When “Mostly” is Not Enough Part One: IRS Issues New Warning to Taxpayers of When Compliance is not “Substantial”
By Anthony P. Daddino on August 22, 2017
In recent months, the IRS has fired two separate shots across the proverbial bow, highlighting the dangers of “incomplete” or “inadequate” reporting as it relates to imposition of penalties and the elongation of the statute of limitations. This blog post explores an International Practice Unit issued by IRS Exam detailing when compliance is not “substantial” and therefore international information return penalties apply. A separate blog post, linked here, explores a Legal Advice memorandum wherein the IRS ruled that a gift tax return did not adequately disclose a gift and therefore the return did not start the limitations period.
As part of its efforts to manage knowledge and internal “know how”, the IRS develops through a collaboration process Practice Units which serve as both job aids and training materials on tax issues. On June 19, 2017, IRS released an International Practice Unit (IPU) on the meaning of “substantial compliance” for purposes of determining whether certain international information returns are sufficiently complete to avoid penalties. The IPU is linked here.

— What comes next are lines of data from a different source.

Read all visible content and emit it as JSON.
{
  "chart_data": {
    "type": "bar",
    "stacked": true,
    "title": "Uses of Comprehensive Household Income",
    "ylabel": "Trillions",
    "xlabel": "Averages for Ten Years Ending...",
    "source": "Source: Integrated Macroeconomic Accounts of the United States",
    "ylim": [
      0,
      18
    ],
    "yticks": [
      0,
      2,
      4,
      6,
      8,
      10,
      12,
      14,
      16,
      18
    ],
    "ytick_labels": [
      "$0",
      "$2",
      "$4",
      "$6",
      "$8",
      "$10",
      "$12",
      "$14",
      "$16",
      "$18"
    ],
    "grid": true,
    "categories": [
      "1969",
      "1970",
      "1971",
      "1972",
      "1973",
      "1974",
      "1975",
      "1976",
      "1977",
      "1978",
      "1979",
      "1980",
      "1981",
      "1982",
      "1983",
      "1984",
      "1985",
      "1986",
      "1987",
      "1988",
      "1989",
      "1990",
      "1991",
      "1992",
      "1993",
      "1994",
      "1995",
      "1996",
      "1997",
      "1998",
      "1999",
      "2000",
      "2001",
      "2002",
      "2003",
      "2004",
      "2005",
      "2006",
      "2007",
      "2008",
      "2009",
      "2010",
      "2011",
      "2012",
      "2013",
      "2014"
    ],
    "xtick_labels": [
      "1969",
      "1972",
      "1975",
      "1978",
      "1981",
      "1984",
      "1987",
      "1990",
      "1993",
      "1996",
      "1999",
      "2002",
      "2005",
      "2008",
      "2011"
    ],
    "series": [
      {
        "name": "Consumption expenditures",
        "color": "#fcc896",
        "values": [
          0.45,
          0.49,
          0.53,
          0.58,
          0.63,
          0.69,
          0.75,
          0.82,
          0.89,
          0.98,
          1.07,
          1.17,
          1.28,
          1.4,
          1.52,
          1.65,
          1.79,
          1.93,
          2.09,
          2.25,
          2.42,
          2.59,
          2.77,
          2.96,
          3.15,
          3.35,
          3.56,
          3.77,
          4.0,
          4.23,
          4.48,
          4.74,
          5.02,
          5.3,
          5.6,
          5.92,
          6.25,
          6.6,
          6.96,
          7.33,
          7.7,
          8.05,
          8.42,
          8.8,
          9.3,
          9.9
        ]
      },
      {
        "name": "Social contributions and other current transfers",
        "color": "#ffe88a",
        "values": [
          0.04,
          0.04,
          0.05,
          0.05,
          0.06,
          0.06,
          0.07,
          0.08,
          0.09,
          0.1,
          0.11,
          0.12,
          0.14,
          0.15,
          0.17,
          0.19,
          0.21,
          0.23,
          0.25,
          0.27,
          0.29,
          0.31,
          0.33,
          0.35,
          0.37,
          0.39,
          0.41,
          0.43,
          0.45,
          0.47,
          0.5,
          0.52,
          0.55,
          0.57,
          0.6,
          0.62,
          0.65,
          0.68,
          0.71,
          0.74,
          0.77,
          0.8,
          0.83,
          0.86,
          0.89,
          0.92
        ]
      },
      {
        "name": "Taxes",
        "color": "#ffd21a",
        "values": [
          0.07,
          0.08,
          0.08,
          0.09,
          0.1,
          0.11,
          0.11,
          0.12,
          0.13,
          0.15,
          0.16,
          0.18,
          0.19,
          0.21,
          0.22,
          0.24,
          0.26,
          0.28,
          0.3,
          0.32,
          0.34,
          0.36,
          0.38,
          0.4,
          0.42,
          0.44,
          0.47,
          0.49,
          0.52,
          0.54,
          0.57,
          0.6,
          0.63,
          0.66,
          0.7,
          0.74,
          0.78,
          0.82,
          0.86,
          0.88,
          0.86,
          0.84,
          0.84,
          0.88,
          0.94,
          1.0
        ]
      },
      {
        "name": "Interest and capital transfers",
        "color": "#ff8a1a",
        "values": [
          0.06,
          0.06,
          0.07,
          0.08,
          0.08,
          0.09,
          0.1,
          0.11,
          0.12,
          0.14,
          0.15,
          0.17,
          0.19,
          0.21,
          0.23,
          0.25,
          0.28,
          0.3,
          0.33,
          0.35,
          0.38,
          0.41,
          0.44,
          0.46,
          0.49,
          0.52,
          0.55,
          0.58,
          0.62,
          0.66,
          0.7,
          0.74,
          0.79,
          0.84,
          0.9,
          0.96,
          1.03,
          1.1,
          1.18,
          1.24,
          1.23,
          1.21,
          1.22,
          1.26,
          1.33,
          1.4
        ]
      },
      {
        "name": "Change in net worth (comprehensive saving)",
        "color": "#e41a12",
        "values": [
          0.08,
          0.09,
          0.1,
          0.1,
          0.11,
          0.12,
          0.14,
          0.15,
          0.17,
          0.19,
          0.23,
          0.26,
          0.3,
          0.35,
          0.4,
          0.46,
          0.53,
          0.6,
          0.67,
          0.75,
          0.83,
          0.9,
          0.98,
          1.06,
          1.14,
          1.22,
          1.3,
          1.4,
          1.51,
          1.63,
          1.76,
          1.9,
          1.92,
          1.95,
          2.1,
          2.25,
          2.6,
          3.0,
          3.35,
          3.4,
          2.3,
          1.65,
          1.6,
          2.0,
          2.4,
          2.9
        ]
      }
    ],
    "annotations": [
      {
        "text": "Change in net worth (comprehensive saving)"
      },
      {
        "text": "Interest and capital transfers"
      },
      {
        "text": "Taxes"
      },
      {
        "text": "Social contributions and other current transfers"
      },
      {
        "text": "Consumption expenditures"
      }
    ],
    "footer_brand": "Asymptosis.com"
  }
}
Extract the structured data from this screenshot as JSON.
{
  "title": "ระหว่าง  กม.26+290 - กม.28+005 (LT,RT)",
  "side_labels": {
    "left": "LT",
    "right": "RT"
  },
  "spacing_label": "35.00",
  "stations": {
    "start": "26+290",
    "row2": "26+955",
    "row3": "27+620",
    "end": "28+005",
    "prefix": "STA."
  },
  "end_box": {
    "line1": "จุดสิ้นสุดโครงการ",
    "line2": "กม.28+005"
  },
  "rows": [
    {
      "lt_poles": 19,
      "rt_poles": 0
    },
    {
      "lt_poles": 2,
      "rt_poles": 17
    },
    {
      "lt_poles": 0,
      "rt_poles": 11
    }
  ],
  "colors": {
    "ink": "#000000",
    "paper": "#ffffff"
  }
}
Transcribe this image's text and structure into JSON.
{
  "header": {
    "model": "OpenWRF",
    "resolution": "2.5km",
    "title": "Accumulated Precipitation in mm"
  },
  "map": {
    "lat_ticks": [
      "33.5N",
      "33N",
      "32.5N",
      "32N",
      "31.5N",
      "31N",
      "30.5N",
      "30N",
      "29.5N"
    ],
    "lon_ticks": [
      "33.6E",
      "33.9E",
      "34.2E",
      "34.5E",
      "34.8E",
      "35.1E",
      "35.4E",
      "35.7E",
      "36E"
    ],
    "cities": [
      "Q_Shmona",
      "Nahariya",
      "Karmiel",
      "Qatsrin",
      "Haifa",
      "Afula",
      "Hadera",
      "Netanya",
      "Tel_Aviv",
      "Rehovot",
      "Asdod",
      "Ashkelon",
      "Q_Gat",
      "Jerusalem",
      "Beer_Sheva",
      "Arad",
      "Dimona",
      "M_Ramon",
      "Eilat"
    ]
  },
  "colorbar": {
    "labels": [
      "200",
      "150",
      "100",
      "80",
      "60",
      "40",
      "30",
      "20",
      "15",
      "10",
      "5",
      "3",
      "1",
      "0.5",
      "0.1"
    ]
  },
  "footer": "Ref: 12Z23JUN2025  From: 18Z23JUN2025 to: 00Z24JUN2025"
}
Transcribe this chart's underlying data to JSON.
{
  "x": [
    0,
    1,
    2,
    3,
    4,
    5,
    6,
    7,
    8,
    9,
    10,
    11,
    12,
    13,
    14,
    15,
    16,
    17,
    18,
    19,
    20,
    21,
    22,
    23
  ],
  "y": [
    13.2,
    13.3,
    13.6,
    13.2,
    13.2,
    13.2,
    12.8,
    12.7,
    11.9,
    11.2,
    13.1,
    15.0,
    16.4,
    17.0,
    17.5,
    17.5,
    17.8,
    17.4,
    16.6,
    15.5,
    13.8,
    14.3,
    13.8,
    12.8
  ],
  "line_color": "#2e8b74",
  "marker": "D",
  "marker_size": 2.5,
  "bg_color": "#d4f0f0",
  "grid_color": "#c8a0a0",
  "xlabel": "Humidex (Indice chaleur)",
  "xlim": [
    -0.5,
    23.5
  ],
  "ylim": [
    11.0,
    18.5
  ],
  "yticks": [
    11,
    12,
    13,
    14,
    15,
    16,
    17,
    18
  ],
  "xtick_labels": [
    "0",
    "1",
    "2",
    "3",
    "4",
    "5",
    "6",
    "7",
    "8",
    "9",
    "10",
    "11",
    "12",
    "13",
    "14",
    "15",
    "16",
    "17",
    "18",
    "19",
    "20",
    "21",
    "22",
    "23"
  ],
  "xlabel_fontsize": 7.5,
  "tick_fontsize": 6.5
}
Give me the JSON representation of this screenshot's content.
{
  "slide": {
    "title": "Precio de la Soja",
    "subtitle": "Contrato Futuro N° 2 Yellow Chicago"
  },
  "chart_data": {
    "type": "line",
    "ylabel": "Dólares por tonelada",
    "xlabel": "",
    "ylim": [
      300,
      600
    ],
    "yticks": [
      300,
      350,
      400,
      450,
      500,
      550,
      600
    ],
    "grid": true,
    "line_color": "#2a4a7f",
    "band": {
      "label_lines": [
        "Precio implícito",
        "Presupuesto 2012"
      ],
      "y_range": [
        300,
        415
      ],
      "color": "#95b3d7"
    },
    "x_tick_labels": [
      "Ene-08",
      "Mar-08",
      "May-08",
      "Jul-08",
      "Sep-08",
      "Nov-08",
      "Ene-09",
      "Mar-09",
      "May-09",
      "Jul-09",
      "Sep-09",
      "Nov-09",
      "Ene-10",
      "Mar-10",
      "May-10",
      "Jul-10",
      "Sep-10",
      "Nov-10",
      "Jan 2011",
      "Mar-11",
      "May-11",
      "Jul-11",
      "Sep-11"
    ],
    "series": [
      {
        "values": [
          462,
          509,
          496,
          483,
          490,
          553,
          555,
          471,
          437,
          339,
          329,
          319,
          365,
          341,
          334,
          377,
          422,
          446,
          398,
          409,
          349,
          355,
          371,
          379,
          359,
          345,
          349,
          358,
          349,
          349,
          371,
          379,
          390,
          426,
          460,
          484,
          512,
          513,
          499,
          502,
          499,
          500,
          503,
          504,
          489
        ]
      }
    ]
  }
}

In exploring IRS rulings and court decisions defining the substantial compliance doctrine, the IPU emphasizes the distinction between income tax returns and informational returns. Information reported on income tax returns is necessary to determine tax liability. As such, if a taxpayer omits information that is not necessary to determine tax liability, the return may be considered complete notwithstanding the omission. By contrast, information returns are required so that the IRS can properly administer the revenue laws. If material information is left off an information return, such omission can impede the Service’s ability to perform the duties placed on it by Congress. Because income tax and information returns serve different functions, the IPU notes that different rules should apply. Also, the IPU questions whether the judicial substantial compliance doctrine may apply in situations where the regulations under IRC sections 6038 and 6038A, providing rules on whether Forms 5471 and 5472 are substantially complete to avoid penalties, apply. Further, the IPU provides several examples where an international return was not “substantially complete” and penalties applicable. Among the noteworthy examples are:
• A taxpayer filed a Form 5471 that “accurately reported the majority of the information, but
it failed to accurately report major transactions with related parties.” The IRS rejected an
“aggregate approach,” under which a taxpayer would be considered to be in substantial
compliance if it accurately reported a certain percentage of the information required to be
reported on the Form 5471.
• A taxpayer filed separate Forms 5471 for a large number of Controlled Foreign
Corporations (CFCs). Each Form 5471 reported much of the required information and
included numerous pages of detailed financial information regarding financial condition,
corporate stock structure, shareholders and results of operations. However, the IRS
identified significant understatements of purchases from and/or sales to some CFCs and
related third parties (reported on Schedule M, Transactions Between Controlled Foreign
Corporation and Shareholders or Other Related Persons) and significant inconsistencies
in the reported earnings and profits of some CFCs.
• A taxpayer filed Form 5471 that reported amounts on Schedules C, Income Statement,
and F, Balance Sheet that were not in accordance with GAAP and failed to attach
Schedule O, Organization or Reorganization of Foreign Corporations and Acquisitions and
Dispositions of Its Stock. In concluding the Form 5471 was incomplete, the IRS declared
that “failure to include Schedule O, by itself, is likely to cause the taxpayer to fail the
substantial compliance test.”
The takeaway: filing is simply not enough. A return that is incomplete is no return at all, potentially exposing the taxpayer to penalties and/or an unlimited statute of limitations. As tax practitioners, we are well advised to heed these IRS warnings and make sure that the returns filed by our clients meet the minimum thresholds for completeness.